Investigating the role of stratospheric ozone as a driver of inter-model spread in CO2 effective radiative forcing

Abstract

Addressing the cause of inter-model spread in carbon dioxide (CO2) radiative forcing is essential for reducing uncertainty in estimates of climate sensitivity. Recent studies have demonstrated that a large proportion of this spread arises from variance in model base-state climatology, particularly the specification of stratospheric temperature, which itself plays a dominant role in determining the magnitude of CO2 forcing. Here, we investigate stratospheric ozone (CO3) as a cause of inter-model differences in stratospheric temperature, and hence its role as a contributing factor to spread in CO2 radiative forcing. We use the Norwegian Earth System Model 2 (NorESM2) to analyse the impact of systematic increases and decreases in stratospheric CO3 on the magnitude of 4×CO2 effective radiative forcing (ERF) and its components. Firstly, we demonstrate that the accurate estimation of instantaneous radiative forcing (IRF) requires the use of host-model radiative transfer calculations. Secondly, we show that a 50% increase or decrease in the stratospheric CO3 concentration leads to significant differences in the base-state stratospheric temperature, ranging from +6 to -9 K, respectively.

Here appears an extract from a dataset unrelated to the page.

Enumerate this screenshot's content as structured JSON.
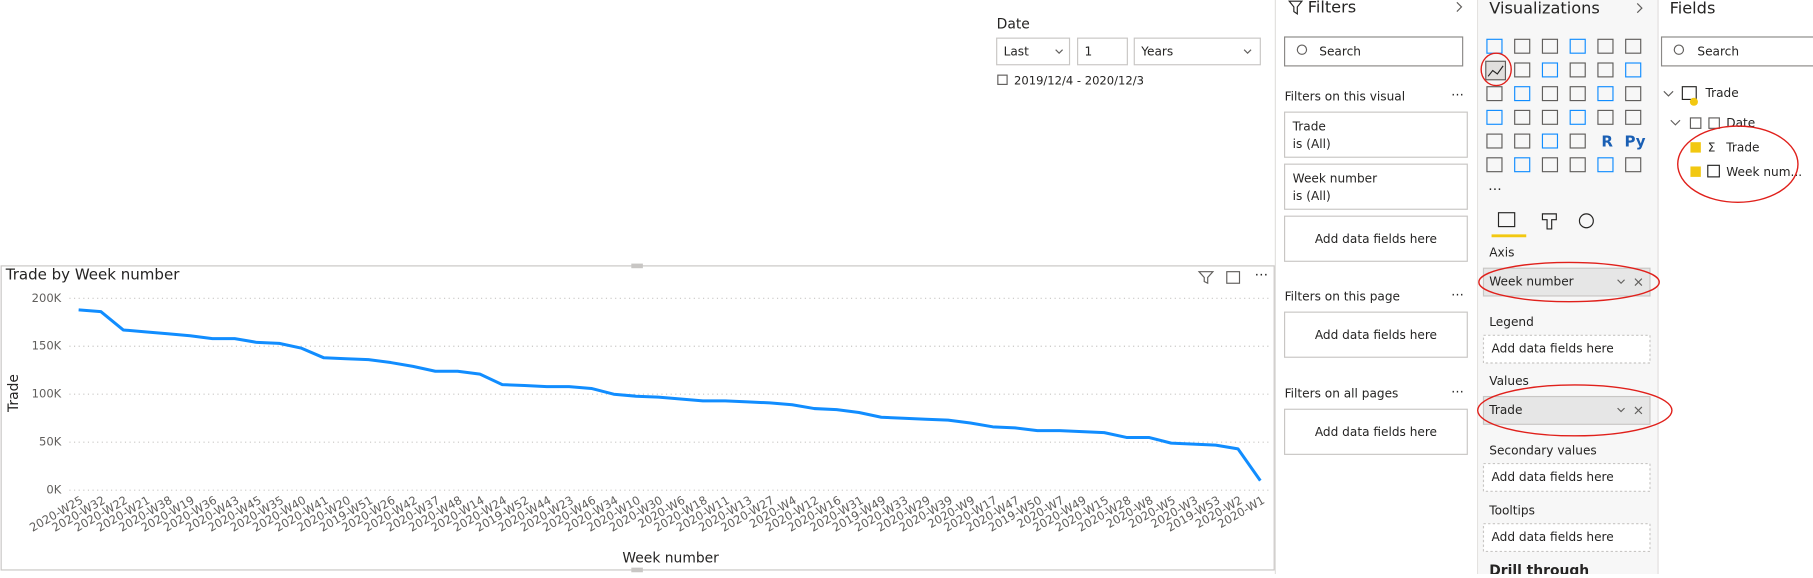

These experiments impact IRF primarily due to the influence of the base-state stratospheric temperature on the emission of outgoing longwave radiation, with the spectral overlap of CO2 and CO3 playing a subsidiary role. However, the impact on IRF does not result in a correspondingly large spread in CO2 ERF. We conclude that inter-model differences in stratospheric CO3 concentration are, therefore, not predominantly responsible for inter-model spread in CO2 ERF.